A Londres il témoigne auprès des responsables politiques, des écrivains, puis arrive aux Etats-Unis où il rencontre le président américain Roosevelt, en personne. L’ouvrage s’achève sur cet entretien qui se déroule à la Maison blanche, l’été 1942.
La fin de l'histoire, nous la connaissons : rien n'arrêta l'Holocauste.
Si bien qu'une fois le livre refermé, une question lancinante demeure :
Si les Alliés savaient, si les médias, si Roosevelt savaient, pourquoi cette indifférence, comment se peut-il que rien ne fut entrepris ?
Deux ouvrages de référence apportent à ces questions des réponses percutantes.
Le terrifiant secret de l’historien Laqueur.
Sans poser de jugement, il décortique, dans un style clair, comment les informations, dès 1942 ont été transmises partout en Europe, quelles ont été les réactions de ceux qui les ont reçues.
Entre l'indifférence, l'incrédulité, mais aussi l'impossibilité de croire, l'historien nous livre des témoignages et archives édifiants...
Aux frontières de l'histoire, Laqueur met ainsi le doigt sur des mécanismes psychologiques insondables : cela donne des pages remarquables sur qu'est-ce que "croire", "savoir" face à l'horreur.
Un autre ouvrage de référence est celui de Wyman, L’abandon des Juifs.

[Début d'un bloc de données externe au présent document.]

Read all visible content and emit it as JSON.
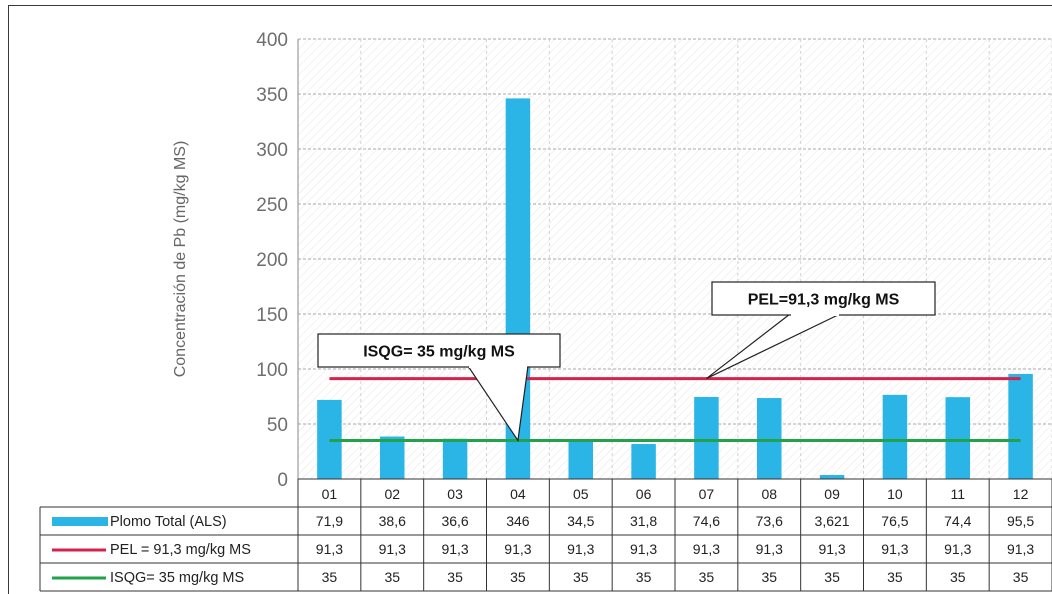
{
  "chart_data": {
    "type": "bar",
    "ylabel": "Concentración de Pb (mg/kg MS)",
    "ylim": [
      0,
      400
    ],
    "yticks": [
      0,
      50,
      100,
      150,
      200,
      250,
      300,
      350,
      400
    ],
    "grid": true,
    "categories": [
      "01",
      "02",
      "03",
      "04",
      "05",
      "06",
      "07",
      "08",
      "09",
      "10",
      "11",
      "12"
    ],
    "series": [
      {
        "name": "Plomo Total (ALS)",
        "kind": "bar",
        "color": "#2bb5e6",
        "values": [
          71.9,
          38.6,
          36.6,
          346,
          34.5,
          31.8,
          74.6,
          73.6,
          3.621,
          76.5,
          74.4,
          95.5
        ],
        "labels": [
          "71,9",
          "38,6",
          "36,6",
          "346",
          "34,5",
          "31,8",
          "74,6",
          "73,6",
          "3,621",
          "76,5",
          "74,4",
          "95,5"
        ]
      },
      {
        "name": "PEL = 91,3 mg/kg MS",
        "kind": "line",
        "color": "#d4234a",
        "values": [
          91.3,
          91.3,
          91.3,
          91.3,
          91.3,
          91.3,
          91.3,
          91.3,
          91.3,
          91.3,
          91.3,
          91.3
        ],
        "labels": [
          "91,3",
          "91,3",
          "91,3",
          "91,3",
          "91,3",
          "91,3",
          "91,3",
          "91,3",
          "91,3",
          "91,3",
          "91,3",
          "91,3"
        ]
      },
      {
        "name": "ISQG= 35 mg/kg MS",
        "kind": "line",
        "color": "#22a24a",
        "values": [
          35,
          35,
          35,
          35,
          35,
          35,
          35,
          35,
          35,
          35,
          35,
          35
        ],
        "labels": [
          "35",
          "35",
          "35",
          "35",
          "35",
          "35",
          "35",
          "35",
          "35",
          "35",
          "35",
          "35"
        ]
      }
    ],
    "annotations": [
      {
        "text": "PEL=91,3 mg/kg MS",
        "points_to": {
          "x": "07",
          "y": 91.3
        }
      },
      {
        "text": "ISQG= 35 mg/kg MS",
        "points_to": {
          "x": "04",
          "y": 35
        }
      }
    ],
    "legend": "data-table-below"
  }
}
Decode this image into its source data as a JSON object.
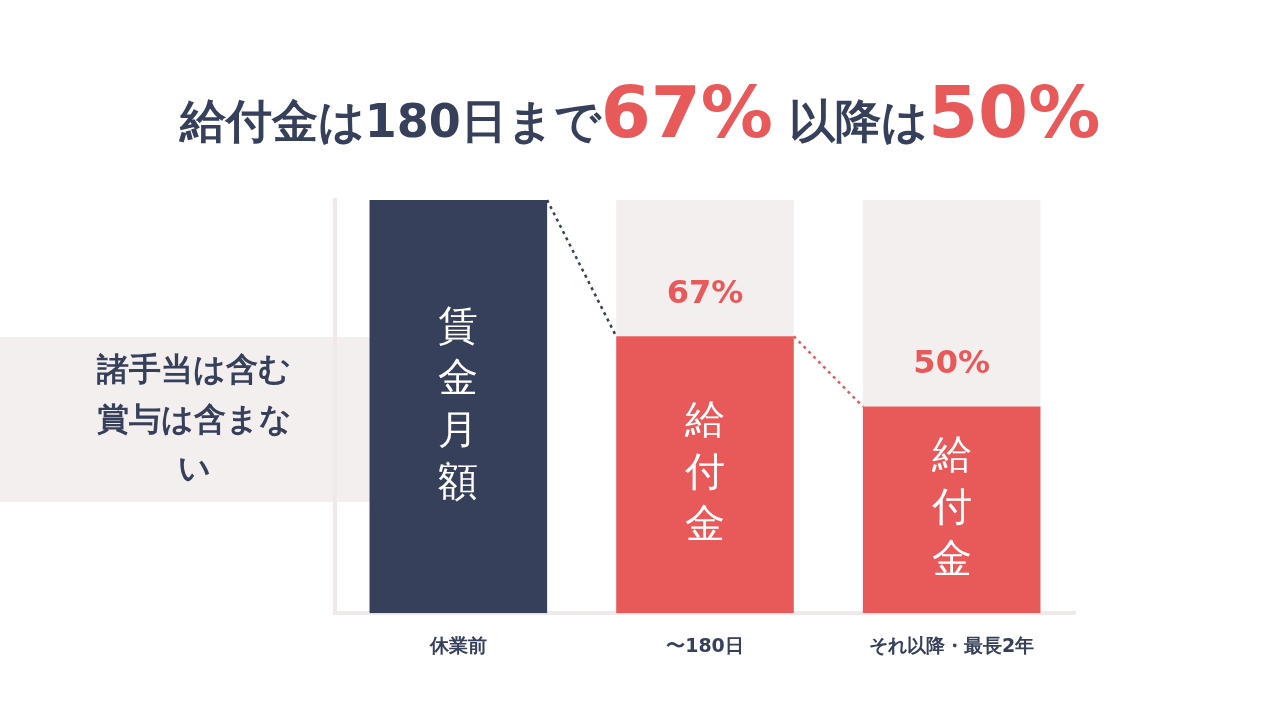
{
  "chart_data": {
    "type": "bar",
    "title": "給付金は180日まで67% 以降は50%",
    "categories": [
      "休業前",
      "〜180日",
      "それ以降・最長2年"
    ],
    "stacked": true,
    "ylim": [
      0,
      100
    ],
    "series": [
      {
        "color": "#36405a",
        "values": [
          100,
          null,
          null
        ]
      },
      {
        "color": "#e85a5a",
        "values": [
          null,
          67,
          50
        ],
        "value_labels": [
          null,
          "67%",
          "50%"
        ]
      },
      {
        "color": "#f4efef",
        "values": [
          null,
          33,
          50
        ]
      }
    ],
    "annotations": [
      "賃金月額",
      "給付金",
      "給付金",
      "諸手当は含む賞与は含まない"
    ]
  }
}
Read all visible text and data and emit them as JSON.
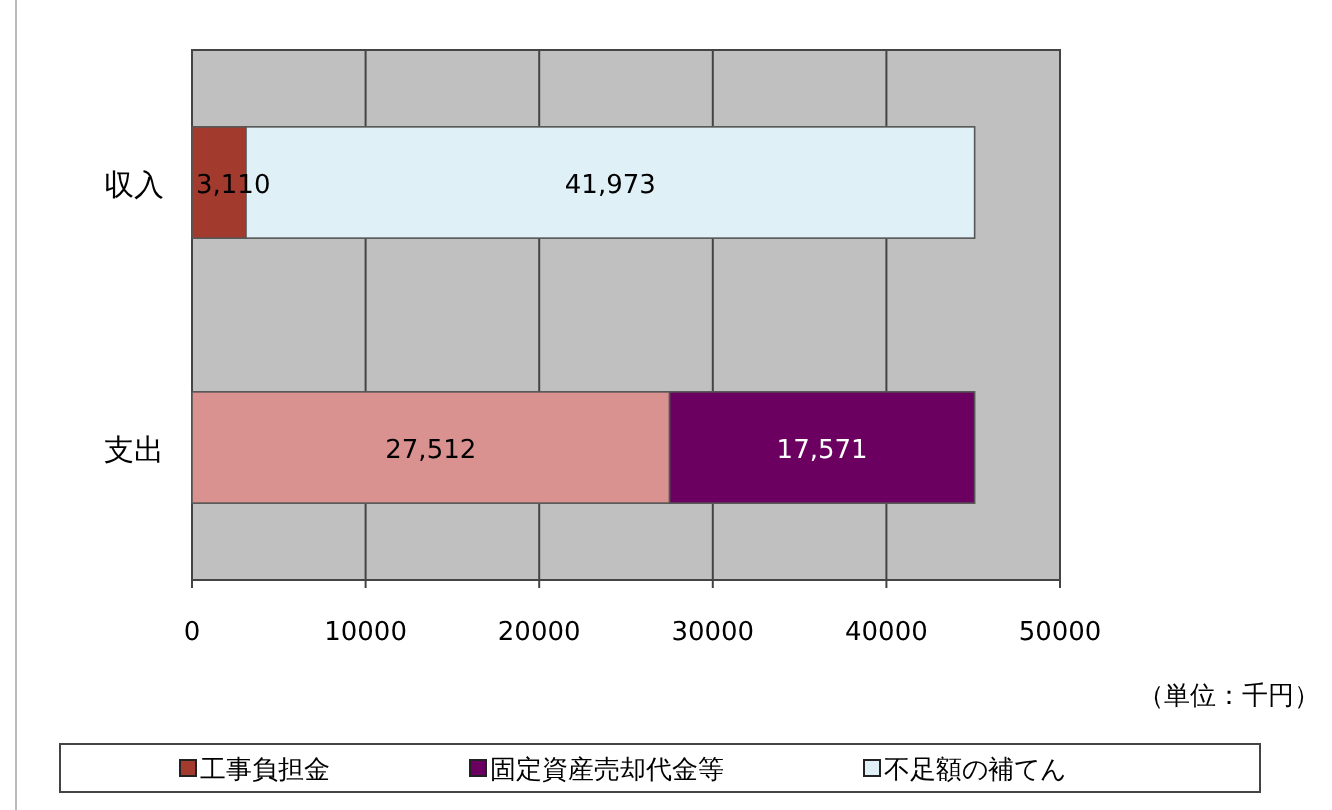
{
  "chart_data": {
    "type": "bar",
    "orientation": "horizontal",
    "stacked": true,
    "categories": [
      "収入",
      "支出"
    ],
    "series": [
      {
        "name": "工事負担金",
        "color": "#a33a2e",
        "values": [
          3110,
          null
        ],
        "value_labels": [
          "3,110",
          null
        ]
      },
      {
        "color": "#d99290",
        "values": [
          null,
          27512
        ],
        "value_labels": [
          null,
          "27,512"
        ]
      },
      {
        "name": "固定資産売却代金等",
        "color": "#6b0060",
        "values": [
          null,
          17571
        ],
        "value_labels": [
          null,
          "17,571"
        ]
      },
      {
        "name": "不足額の補てん",
        "color": "#dff0f7",
        "values": [
          41973,
          null
        ],
        "value_labels": [
          "41,973",
          null
        ]
      }
    ],
    "xlim": [
      0,
      50000
    ],
    "xticks": [
      0,
      10000,
      20000,
      30000,
      40000,
      50000
    ],
    "grid": "x",
    "legend": "bottom",
    "annotations": [
      "（単位：千円）"
    ]
  }
}
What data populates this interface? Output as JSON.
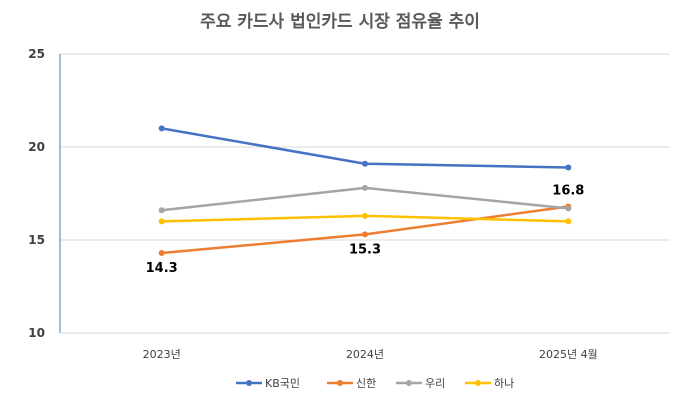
{
  "chart_data": {
    "type": "line",
    "title": "주요 카드사 법인카드 시장 점유율 추이",
    "categories": [
      "2023년",
      "2024년",
      "2025년 4월"
    ],
    "ylim": [
      10,
      25
    ],
    "yticks": [
      10,
      15,
      20,
      25
    ],
    "grid": true,
    "legend_position": "bottom",
    "series": [
      {
        "name": "KB국민",
        "color": "#4472C4",
        "values": [
          21.0,
          19.1,
          18.9
        ]
      },
      {
        "name": "신한",
        "color": "#ED7D31",
        "values": [
          14.3,
          15.3,
          16.8
        ]
      },
      {
        "name": "우리",
        "color": "#A5A5A5",
        "values": [
          16.6,
          17.8,
          16.7
        ]
      },
      {
        "name": "하나",
        "color": "#FFC000",
        "values": [
          16.0,
          16.3,
          16.0
        ]
      }
    ],
    "data_labels": [
      {
        "series": 1,
        "index": 0,
        "text": "14.3"
      },
      {
        "series": 1,
        "index": 1,
        "text": "15.3"
      },
      {
        "series": 1,
        "index": 2,
        "text": "16.8"
      }
    ]
  }
}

Centré sur la responsabilité des Américains, l’historien dresse une longue accusation au fil d’une démonstration implacable :
Oui, “Roosevelt ne prit pour les Juifs que des mesures extrêmement limitées.”
Mais oui, aussi, la communauté juive américaine resta impuissante, les Eglises trop silencieuses, la presse trop indifférente.
On y découvre le refus obstiné et tout à fait injustifié des forces alliées de bombarder les camps de la mort et leurs voies d'accès.
Wyman revient, longuement, sur ce qui aurait pu être fait, et surtout n'oublie pas de mentionner ce qui fut positif dans l'action des Américains et Anglais.
D'autres sujets ne sont pas ou peu évoqués à l'école. J'avais déjà proposé une relecture des bombardements d'Hiroshima et Nagasaki ici, et il reste tant d'autres sujets (Katyn, Nankin...) que nous aurons aussi l'occasion d'évoquer.
A noter : Claude Lanzmann, réalisateur de Shoah, diffusera un reportage sur Jan Karski en mars prochain.